Lastly, future research should consider the temporal dimension of E–P relationships. Our review reveals a troubling over-reliance on cross-sectional designs to demonstrate the impact of entry modes on performance. Although time is an important consideration in nearly every aspect of IB research, it is absolutely essential to entry-performance. The static approach relying heavily on cross-sectional data in the current literature can only offer a partial picture of a dynamic E–P relationship. This is because certain tangible performance outcomes related to entry modes may accrue quickly, while others may be more beneficial over a longer period of time.
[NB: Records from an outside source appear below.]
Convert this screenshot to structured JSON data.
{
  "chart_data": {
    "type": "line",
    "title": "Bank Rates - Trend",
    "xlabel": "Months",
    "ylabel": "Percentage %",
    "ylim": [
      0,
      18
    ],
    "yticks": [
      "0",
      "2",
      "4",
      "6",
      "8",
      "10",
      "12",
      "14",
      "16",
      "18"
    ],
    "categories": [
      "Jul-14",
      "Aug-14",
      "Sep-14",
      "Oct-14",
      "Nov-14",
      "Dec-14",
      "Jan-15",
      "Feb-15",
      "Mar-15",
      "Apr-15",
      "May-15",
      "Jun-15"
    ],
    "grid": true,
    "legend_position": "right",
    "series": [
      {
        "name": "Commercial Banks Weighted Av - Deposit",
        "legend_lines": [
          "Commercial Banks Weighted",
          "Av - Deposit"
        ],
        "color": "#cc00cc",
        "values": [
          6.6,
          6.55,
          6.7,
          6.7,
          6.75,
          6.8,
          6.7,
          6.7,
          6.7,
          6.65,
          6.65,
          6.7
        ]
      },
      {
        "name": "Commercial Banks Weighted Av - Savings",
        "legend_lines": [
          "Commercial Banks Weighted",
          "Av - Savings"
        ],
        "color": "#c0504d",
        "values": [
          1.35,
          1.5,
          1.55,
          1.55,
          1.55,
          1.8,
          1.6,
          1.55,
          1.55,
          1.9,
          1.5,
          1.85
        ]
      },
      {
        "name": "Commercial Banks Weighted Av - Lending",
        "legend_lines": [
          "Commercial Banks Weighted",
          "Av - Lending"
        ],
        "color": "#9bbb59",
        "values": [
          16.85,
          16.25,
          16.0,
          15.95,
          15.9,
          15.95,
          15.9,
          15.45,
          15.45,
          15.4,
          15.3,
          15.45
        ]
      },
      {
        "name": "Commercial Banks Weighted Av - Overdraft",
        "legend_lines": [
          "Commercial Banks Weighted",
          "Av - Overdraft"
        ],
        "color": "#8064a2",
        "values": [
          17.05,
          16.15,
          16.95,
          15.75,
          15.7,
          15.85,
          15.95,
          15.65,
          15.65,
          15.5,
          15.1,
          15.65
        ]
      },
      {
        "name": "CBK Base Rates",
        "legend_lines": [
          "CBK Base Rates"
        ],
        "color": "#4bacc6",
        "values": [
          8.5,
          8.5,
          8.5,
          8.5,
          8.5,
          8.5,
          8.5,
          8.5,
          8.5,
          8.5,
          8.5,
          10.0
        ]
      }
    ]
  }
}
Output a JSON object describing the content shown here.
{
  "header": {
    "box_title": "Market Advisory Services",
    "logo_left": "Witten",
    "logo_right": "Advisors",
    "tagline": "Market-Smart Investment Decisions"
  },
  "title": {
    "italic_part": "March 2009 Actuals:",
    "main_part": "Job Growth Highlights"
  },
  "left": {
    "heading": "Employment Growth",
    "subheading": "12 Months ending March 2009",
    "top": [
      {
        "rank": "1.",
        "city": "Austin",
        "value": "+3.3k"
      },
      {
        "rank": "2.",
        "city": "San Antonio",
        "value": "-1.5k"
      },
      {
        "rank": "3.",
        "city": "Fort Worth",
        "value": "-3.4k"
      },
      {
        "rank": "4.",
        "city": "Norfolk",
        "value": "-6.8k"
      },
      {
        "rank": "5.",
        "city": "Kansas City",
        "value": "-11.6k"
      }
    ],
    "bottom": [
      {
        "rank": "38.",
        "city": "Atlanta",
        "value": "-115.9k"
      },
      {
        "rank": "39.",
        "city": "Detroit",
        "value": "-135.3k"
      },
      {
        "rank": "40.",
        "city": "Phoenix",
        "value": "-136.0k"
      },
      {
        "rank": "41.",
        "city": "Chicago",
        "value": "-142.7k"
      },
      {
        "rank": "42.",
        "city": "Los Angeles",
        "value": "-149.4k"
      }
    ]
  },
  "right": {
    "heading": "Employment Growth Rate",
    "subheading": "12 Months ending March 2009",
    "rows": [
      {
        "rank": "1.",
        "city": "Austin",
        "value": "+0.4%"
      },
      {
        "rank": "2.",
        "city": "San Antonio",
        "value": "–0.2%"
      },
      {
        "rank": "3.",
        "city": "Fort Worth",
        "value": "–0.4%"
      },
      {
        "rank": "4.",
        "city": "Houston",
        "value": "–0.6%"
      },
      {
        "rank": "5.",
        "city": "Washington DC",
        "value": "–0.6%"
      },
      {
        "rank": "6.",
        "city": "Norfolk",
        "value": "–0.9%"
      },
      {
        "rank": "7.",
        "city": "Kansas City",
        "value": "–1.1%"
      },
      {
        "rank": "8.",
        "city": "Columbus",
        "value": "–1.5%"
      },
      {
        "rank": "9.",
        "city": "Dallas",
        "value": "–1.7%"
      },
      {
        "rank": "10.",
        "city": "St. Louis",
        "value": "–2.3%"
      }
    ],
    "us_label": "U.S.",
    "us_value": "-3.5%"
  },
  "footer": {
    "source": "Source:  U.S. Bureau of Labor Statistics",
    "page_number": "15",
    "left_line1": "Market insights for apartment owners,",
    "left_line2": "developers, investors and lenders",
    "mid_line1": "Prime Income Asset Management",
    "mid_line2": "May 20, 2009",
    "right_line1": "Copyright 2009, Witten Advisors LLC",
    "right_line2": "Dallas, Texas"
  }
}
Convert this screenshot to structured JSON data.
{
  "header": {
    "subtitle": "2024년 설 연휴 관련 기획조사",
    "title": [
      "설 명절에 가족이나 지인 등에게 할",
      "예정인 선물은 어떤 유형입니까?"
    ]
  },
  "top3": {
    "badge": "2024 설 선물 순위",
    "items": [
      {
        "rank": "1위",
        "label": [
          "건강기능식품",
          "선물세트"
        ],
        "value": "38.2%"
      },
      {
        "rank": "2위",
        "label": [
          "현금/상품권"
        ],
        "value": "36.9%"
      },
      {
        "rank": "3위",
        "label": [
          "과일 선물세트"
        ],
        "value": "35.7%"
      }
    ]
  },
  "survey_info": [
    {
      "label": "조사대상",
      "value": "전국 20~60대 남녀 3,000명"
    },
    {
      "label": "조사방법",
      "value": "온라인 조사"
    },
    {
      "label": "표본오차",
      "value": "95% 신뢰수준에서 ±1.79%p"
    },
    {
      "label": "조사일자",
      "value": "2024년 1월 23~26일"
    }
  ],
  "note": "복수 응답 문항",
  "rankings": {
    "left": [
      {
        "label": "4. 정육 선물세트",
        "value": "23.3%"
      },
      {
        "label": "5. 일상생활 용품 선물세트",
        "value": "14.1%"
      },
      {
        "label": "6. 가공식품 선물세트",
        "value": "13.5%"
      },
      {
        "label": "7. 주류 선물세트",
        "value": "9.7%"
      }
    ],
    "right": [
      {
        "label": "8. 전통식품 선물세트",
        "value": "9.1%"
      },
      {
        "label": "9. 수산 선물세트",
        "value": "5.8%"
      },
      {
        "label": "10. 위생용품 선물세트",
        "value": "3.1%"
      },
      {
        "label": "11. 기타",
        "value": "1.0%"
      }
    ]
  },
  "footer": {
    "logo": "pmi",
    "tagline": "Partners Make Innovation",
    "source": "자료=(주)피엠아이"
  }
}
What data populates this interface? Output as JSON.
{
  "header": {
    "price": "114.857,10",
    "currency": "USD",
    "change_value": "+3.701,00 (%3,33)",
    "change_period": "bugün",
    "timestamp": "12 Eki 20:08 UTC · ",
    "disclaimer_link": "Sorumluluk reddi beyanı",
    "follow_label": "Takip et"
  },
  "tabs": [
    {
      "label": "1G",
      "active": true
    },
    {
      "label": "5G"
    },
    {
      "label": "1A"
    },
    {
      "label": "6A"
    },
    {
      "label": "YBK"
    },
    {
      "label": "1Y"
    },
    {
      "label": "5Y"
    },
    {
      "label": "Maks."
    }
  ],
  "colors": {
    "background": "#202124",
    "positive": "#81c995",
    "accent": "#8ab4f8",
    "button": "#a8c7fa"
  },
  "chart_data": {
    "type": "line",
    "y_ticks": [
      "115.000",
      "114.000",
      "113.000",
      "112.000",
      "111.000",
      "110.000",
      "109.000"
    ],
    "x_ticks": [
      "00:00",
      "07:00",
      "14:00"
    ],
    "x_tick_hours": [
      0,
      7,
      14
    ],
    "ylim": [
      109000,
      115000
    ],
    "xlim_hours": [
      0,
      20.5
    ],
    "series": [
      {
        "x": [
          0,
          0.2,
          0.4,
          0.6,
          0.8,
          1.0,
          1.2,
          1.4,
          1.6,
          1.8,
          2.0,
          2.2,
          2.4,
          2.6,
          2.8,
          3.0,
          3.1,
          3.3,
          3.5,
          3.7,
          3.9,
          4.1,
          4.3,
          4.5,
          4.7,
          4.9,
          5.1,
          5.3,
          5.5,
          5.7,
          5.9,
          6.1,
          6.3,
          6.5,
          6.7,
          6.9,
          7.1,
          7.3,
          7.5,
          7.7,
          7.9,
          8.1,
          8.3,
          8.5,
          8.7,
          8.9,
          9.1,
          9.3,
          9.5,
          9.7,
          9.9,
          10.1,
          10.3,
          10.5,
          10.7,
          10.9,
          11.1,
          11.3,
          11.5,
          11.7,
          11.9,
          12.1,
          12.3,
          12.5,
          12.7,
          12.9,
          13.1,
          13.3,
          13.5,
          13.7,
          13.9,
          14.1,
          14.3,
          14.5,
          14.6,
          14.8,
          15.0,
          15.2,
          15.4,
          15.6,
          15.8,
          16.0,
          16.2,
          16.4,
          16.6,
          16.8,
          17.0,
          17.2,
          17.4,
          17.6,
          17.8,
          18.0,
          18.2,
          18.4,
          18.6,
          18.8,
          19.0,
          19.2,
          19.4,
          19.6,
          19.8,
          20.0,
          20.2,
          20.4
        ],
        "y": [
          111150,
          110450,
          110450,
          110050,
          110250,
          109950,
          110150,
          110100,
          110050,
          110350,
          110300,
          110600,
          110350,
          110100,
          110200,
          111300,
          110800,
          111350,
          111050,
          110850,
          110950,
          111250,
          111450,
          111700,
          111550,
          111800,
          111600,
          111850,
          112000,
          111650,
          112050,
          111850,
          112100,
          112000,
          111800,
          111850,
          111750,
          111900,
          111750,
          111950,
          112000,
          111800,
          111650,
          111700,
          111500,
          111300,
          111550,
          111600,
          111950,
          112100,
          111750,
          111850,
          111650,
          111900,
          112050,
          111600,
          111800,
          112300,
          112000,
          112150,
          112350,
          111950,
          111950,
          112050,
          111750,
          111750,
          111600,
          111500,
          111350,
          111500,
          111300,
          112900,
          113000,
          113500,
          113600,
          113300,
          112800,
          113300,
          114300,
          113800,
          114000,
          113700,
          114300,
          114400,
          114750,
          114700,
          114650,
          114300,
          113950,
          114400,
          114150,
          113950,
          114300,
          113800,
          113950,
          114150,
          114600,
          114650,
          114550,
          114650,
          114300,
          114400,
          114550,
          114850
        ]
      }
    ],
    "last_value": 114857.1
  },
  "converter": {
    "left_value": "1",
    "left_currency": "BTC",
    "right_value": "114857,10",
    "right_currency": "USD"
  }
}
Initial entry modes adopted by MNEs to achieve certain performance outcomes may also change over time and their performance effects may decay, reverse, or accelerate as implied by our findings on varying moderating effects of panel and longitudinal data. These and other temporal elements in E–P relationship cannot be understood within the context of cross-sectional data. In order to make inferences and fully comprehend E–P phenomena, future E–P research needs to carefully incorporate various time constructs such as lags and longitudes to provide the potential to enrich our knowledge in this research area.

5.3 Limitations

Despite some of the benefits of the scope of this review and the power of meta-analytics, our work also has several limitations that highlight caveats to our meta-review approach should be noted. First, though we follow the previous practices to select empirical studies from top-rated IB journals and management and marketing journals, it does not mean that interesting, important, and highly relevant research in E–P research does not occur outside of the journals. Our findings may not representatively capture the entire field of E–P research. In this end, our goal is to be broad enough while focusing on the most highly regarded and impactful research outlets. Interpretation of results should be done in this light. Second, our meta-analytical sample based on the reported correlations is skewed towards ownership-based entry modes with a few observed correlations between contract-based entry modes such as franchising and licensing and performance. Thus, our findings should be interpreted with caution since the significant effects could be biased towards the dominated ownership-based entry modes. Third, in order to avoid the attrition of correlation observations, we only include the plausible contingencies that are identifiable in our E–P correlation-based sample studies. This results in the exclusion of some other important factors that should be considered in future research. Fourth, our capture of industries may not be precise given a large number of studies in our sample did not report the industry at all or briefly described the sample was from manufacturing industry. The same thing applies to country-of-origin information. Some studies did not clarify the specific home countries or host countries, instead, they alleged multiple countries were entered by firms from the same home country or firms from multiple countries entered the same host country. We believe that research on a single industry entering into a certain host country from another home country is needed to provide more accurate evidence of entry mode and firm performance relationship.